Second year residents are required to spend a one week rotation at COPIC.
Certain areas are primarily taught longitudinally throughout the three years. These include behavioral medicine, practice management, community medicine, health promotion/disease prevention, medical ethics, patient education, and the family.
All PGY IIIs plan and conduct a program-wide Thursday Teaching presentation. Dates are chosen at the spring scheduling meeting for the following year. Each team leader is involved in planning and presenting with his/her resident.
Away Rotations
Accreditation rules only allow two (2) months per resident in each of the PGY II and PGY III years away from the Family Medicine Center practice (see Night Float) and not consecutively. Additionally, one (1) month may be spent per year on a rotation where a resident comes back for FMC clinic, but is not available for residency call.

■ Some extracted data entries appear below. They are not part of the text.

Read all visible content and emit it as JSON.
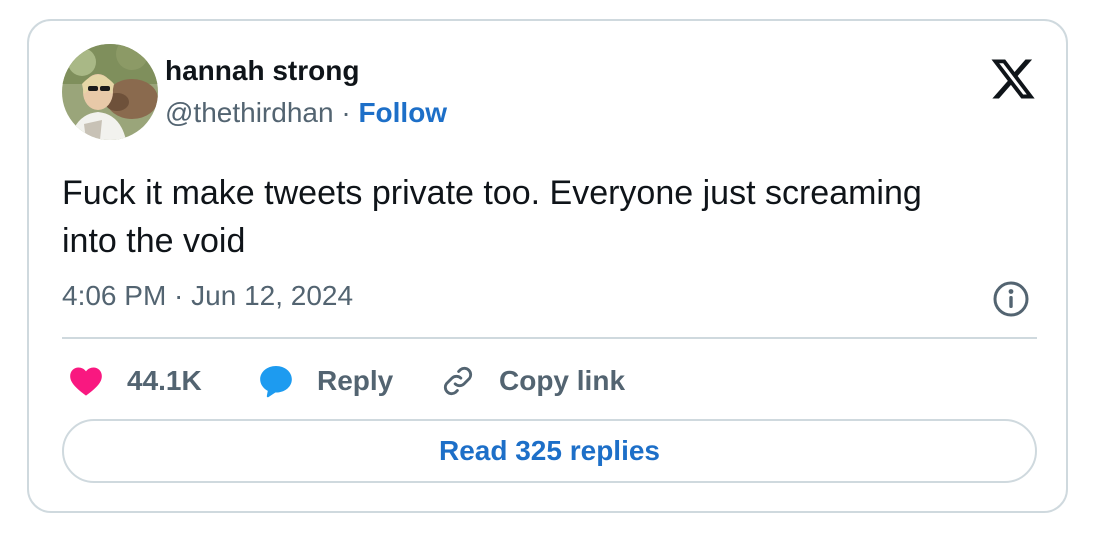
{
  "author": {
    "name": "hannah strong",
    "handle": "@thethirdhan",
    "separator": " · ",
    "follow_label": "Follow"
  },
  "tweet": {
    "text": "Fuck it make tweets private too. Everyone just screaming into the void",
    "timestamp": "4:06 PM · Jun 12, 2024"
  },
  "actions": {
    "likes": "44.1K",
    "reply_label": "Reply",
    "copy_link_label": "Copy link"
  },
  "read_replies_label": "Read 325 replies",
  "colors": {
    "text": "#0f1419",
    "muted": "#536471",
    "link": "#1d6fc8",
    "like": "#f91880",
    "reply_bubble": "#1d9bf0",
    "border": "#cfd9de"
  },
  "icons": {
    "logo": "x-logo-icon",
    "info": "info-icon",
    "like": "heart-icon",
    "reply": "speech-bubble-icon",
    "copy": "link-icon"
  }
}
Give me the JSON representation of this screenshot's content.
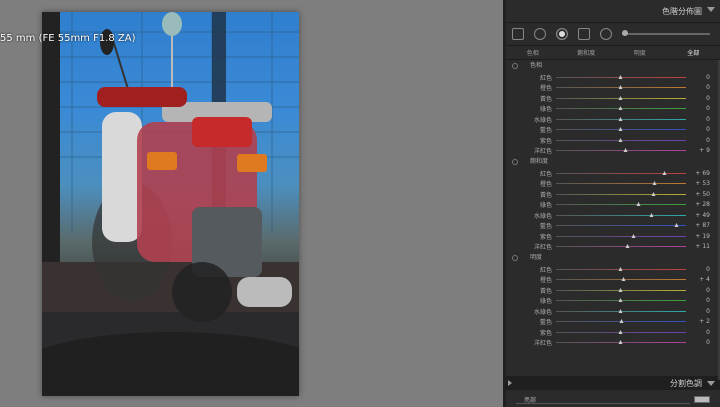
{
  "photo": {
    "lens_label": "55 mm (FE 55mm F1.8 ZA)"
  },
  "panel": {
    "title": "色階分佈圖",
    "tabs": [
      {
        "label": "色相",
        "active": false
      },
      {
        "label": "飽和度",
        "active": false
      },
      {
        "label": "明度",
        "active": false
      },
      {
        "label": "全部",
        "active": true
      }
    ],
    "groups": [
      {
        "title": "色相",
        "rows": [
          {
            "label": "紅色",
            "value": "0",
            "pos": 0.5,
            "color": "#c04040"
          },
          {
            "label": "橙色",
            "value": "0",
            "pos": 0.5,
            "color": "#c07a30"
          },
          {
            "label": "黃色",
            "value": "0",
            "pos": 0.5,
            "color": "#b8b030"
          },
          {
            "label": "綠色",
            "value": "0",
            "pos": 0.5,
            "color": "#3fa040"
          },
          {
            "label": "水綠色",
            "value": "0",
            "pos": 0.5,
            "color": "#30a8a8"
          },
          {
            "label": "藍色",
            "value": "0",
            "pos": 0.5,
            "color": "#3050c0"
          },
          {
            "label": "紫色",
            "value": "0",
            "pos": 0.5,
            "color": "#7040b0"
          },
          {
            "label": "洋紅色",
            "value": "+ 9",
            "pos": 0.54,
            "color": "#b040a0"
          }
        ]
      },
      {
        "title": "飽和度",
        "rows": [
          {
            "label": "紅色",
            "value": "+ 69",
            "pos": 0.84,
            "color": "#c04040"
          },
          {
            "label": "橙色",
            "value": "+ 53",
            "pos": 0.76,
            "color": "#c07a30"
          },
          {
            "label": "黃色",
            "value": "+ 50",
            "pos": 0.75,
            "color": "#b8b030"
          },
          {
            "label": "綠色",
            "value": "+ 28",
            "pos": 0.64,
            "color": "#3fa040"
          },
          {
            "label": "水綠色",
            "value": "+ 49",
            "pos": 0.74,
            "color": "#30a8a8"
          },
          {
            "label": "藍色",
            "value": "+ 87",
            "pos": 0.93,
            "color": "#3050c0"
          },
          {
            "label": "紫色",
            "value": "+ 19",
            "pos": 0.6,
            "color": "#7040b0"
          },
          {
            "label": "洋紅色",
            "value": "+ 11",
            "pos": 0.55,
            "color": "#b040a0"
          }
        ]
      },
      {
        "title": "明度",
        "rows": [
          {
            "label": "紅色",
            "value": "0",
            "pos": 0.5,
            "color": "#c04040"
          },
          {
            "label": "橙色",
            "value": "+ 4",
            "pos": 0.52,
            "color": "#c07a30"
          },
          {
            "label": "黃色",
            "value": "0",
            "pos": 0.5,
            "color": "#b8b030"
          },
          {
            "label": "綠色",
            "value": "0",
            "pos": 0.5,
            "color": "#3fa040"
          },
          {
            "label": "水綠色",
            "value": "0",
            "pos": 0.5,
            "color": "#30a8a8"
          },
          {
            "label": "藍色",
            "value": "+ 2",
            "pos": 0.51,
            "color": "#3050c0"
          },
          {
            "label": "紫色",
            "value": "0",
            "pos": 0.5,
            "color": "#7040b0"
          },
          {
            "label": "洋紅色",
            "value": "0",
            "pos": 0.5,
            "color": "#b040a0"
          }
        ]
      }
    ],
    "split_toning_title": "分割色調",
    "footer_label": "亮部"
  }
}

In order to assure adequate coverage of a team’s practice, no more than five residents can be away at any one time for any reason. This includes vacation, away rotations, educational leave etc.
Away rotations, vacation, educational leave and leave for any other reason must be scheduled at least two months in advance.
Moonlighting
Second and third year residents who are licensed and purchase their own malpractice insurance may moonlight. A form must be submitted and signed by the program director prior to starting any moonlighting activities. The program expects that moonlighting activities will not interfere with the care of our patients, and with the residents' educational activities or duty hours.